I am going to cheat and use pkgpg, and post the results


----------



## Vladimir1922 (Oct 15, 2012)

SirDice said:
			
		

> Try x11-drivers/xf86-video-s3 or x11-drivers/xf86-video-s3virge.



It worked!... halfway

It still freezes the computer when switching to a virtual console. Actually this is a problem, because when I do "poweroff", or press the power button, it kills X, and goes to the console... So it will freeze the poor laptop, and I have to "force" shutdown it by keeping the power button pressed, which I don't think is very good. At least I have to read every time I boot a "system not correctly unmounted" warning. I think this is xorg fault, more than FreeBSD, as Linux with different kernels did the same to me.


----------



## freethread (Oct 15, 2012)

Try to set both console and xorg color depth at 16bit or at least the same value. At some high video resolutions the 24/32 color depth cannot be set, not enough video ram, maybe.


----------



## Vladimir1922 (Oct 15, 2012)

freethread said:
			
		

> Try to set both console and xorg color depth at 16bit or at least the same value. At some high video resolutions the 24/32 color depth cannot be set, not enough video ram, maybe.

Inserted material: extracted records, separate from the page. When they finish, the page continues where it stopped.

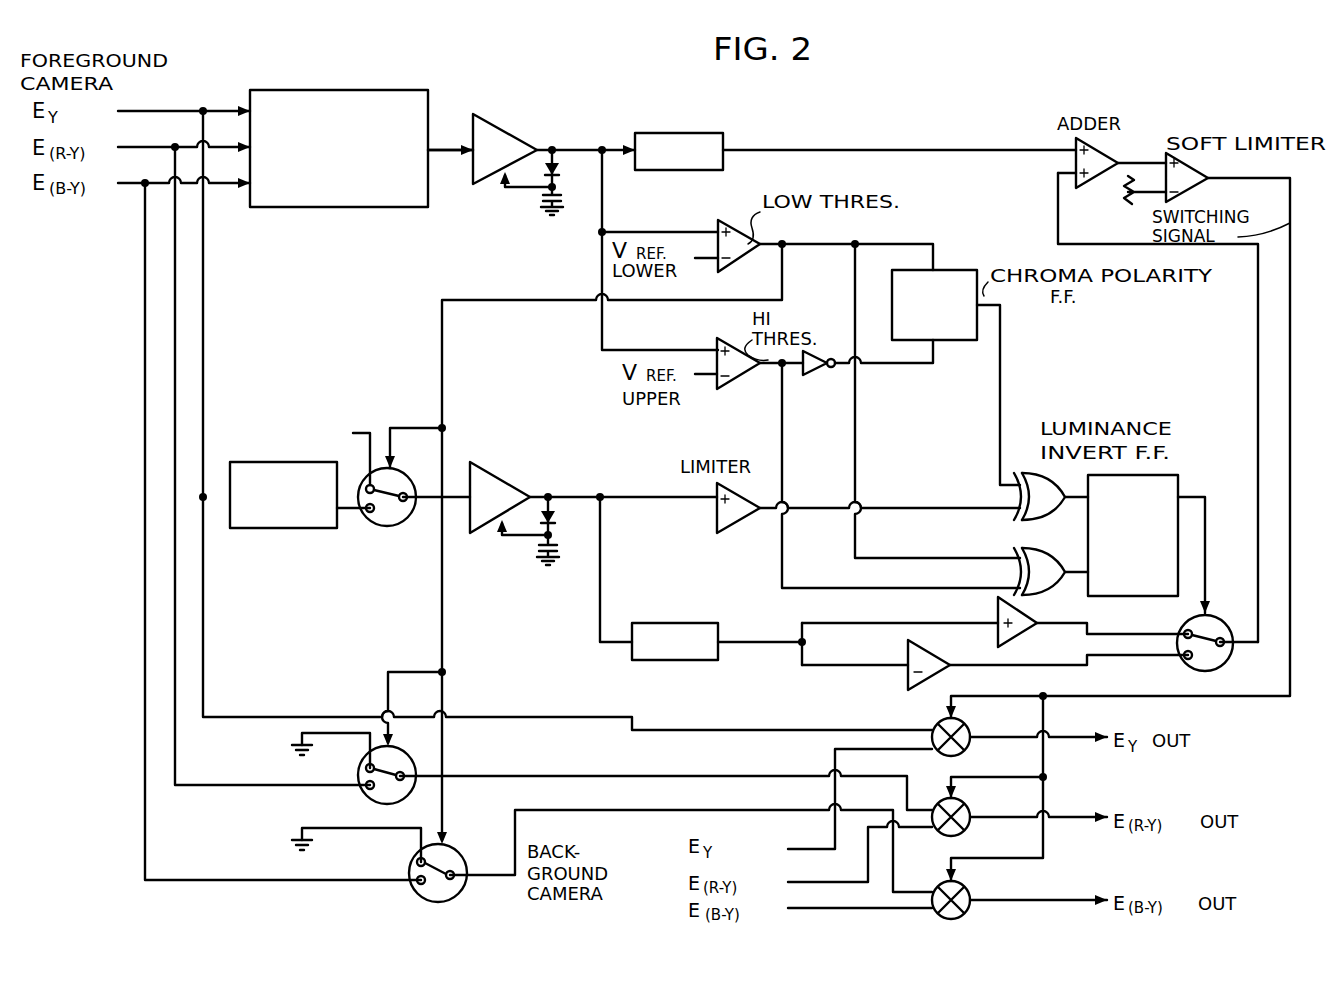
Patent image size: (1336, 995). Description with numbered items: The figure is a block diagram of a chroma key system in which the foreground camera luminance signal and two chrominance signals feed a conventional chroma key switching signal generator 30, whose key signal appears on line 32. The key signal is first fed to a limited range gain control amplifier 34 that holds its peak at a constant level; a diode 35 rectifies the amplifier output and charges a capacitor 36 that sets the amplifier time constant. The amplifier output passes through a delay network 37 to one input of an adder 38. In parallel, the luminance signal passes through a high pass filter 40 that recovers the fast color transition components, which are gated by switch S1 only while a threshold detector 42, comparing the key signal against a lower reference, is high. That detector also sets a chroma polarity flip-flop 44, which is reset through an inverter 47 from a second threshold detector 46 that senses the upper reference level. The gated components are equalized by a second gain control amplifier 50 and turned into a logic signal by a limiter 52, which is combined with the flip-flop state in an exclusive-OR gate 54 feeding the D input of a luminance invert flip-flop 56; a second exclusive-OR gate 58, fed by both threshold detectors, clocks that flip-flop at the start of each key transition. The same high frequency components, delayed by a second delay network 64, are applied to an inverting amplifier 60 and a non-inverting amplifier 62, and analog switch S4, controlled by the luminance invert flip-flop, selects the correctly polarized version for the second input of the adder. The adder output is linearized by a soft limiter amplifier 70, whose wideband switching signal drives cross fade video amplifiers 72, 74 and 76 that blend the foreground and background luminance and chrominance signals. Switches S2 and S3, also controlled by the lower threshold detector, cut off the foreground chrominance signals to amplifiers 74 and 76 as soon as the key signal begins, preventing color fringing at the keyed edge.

The chroma key switching signal generator 30 is at (336, 208).
The line 32 is at (448, 150).
The gain control amplifier 34 is at (490, 180).
The diode 35 is at (565, 165).
The capacitor 36 is at (540, 198).
The delay network 37 is at (661, 170).
The adder 38 is at (1100, 183).
The high pass filter 40 is at (316, 462).
The threshold detector 42 is at (740, 230).
The chroma polarity flip-flop 44 is at (938, 268).
The second threshold detector 46 is at (724, 350).
The inverter 47 is at (814, 370).
The gain control amplifier 50 is at (482, 476).
The limiter 52 is at (718, 520).
The exclusive-OR gate 54 is at (1022, 516).
The luminance invert flip-flop 56 is at (1180, 450).
The second exclusive-OR gate 58 is at (1028, 562).
The inverting amplifier 60 is at (908, 650).
The non-inverting amplifier 62 is at (998, 610).
The second delay network 64 is at (708, 660).
The soft limiter amplifier 70 is at (1200, 170).
The cross fade video amplifier 72 is at (940, 726).
The cross fade video amplifier 74 is at (936, 806).
The cross fade video amplifier 76 is at (936, 884).
The switch S1 is at (392, 524).
The switch S2 is at (358, 798).
The switch S3 is at (408, 866).
The analog switch S4 is at (1226, 652).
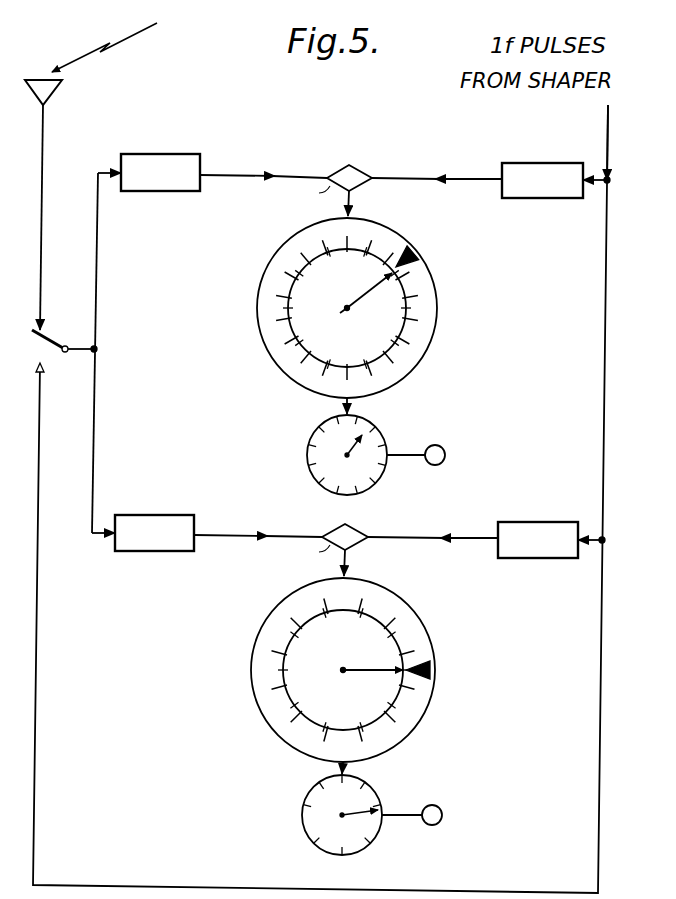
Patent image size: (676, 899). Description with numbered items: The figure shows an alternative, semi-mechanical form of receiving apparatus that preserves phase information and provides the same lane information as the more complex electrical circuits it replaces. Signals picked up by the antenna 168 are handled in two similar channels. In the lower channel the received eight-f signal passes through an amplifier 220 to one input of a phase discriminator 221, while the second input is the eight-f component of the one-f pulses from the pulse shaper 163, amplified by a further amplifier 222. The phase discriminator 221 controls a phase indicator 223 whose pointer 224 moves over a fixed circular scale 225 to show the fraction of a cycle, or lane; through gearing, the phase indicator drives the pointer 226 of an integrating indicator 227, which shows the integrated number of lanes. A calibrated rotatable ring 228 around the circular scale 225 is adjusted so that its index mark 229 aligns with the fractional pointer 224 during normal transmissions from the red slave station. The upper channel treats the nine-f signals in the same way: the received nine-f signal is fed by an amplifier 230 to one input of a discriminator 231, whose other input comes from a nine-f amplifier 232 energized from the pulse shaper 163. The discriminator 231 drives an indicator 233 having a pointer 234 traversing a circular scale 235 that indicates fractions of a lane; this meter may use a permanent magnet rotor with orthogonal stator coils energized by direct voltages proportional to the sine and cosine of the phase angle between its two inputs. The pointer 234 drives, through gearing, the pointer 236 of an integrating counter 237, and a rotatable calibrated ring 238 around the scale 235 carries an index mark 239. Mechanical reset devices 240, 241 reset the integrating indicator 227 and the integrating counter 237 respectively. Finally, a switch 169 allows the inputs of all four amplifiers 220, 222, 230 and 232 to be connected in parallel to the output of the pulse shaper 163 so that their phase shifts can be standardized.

Thank you for the answer. I already tried to set both at 16 bits, I tred also with 8, but it won't accept anything less, and it crashes the same. I also tried to desactivate the VESA module, but there is the same result... My video card has 8mb of RAM

As an alternative, there is some way i can fix it, or at least shut down my computer without hanging it? (like some way of umounting the root filesistem, which i recon will hang it too, but would be less risky)


----------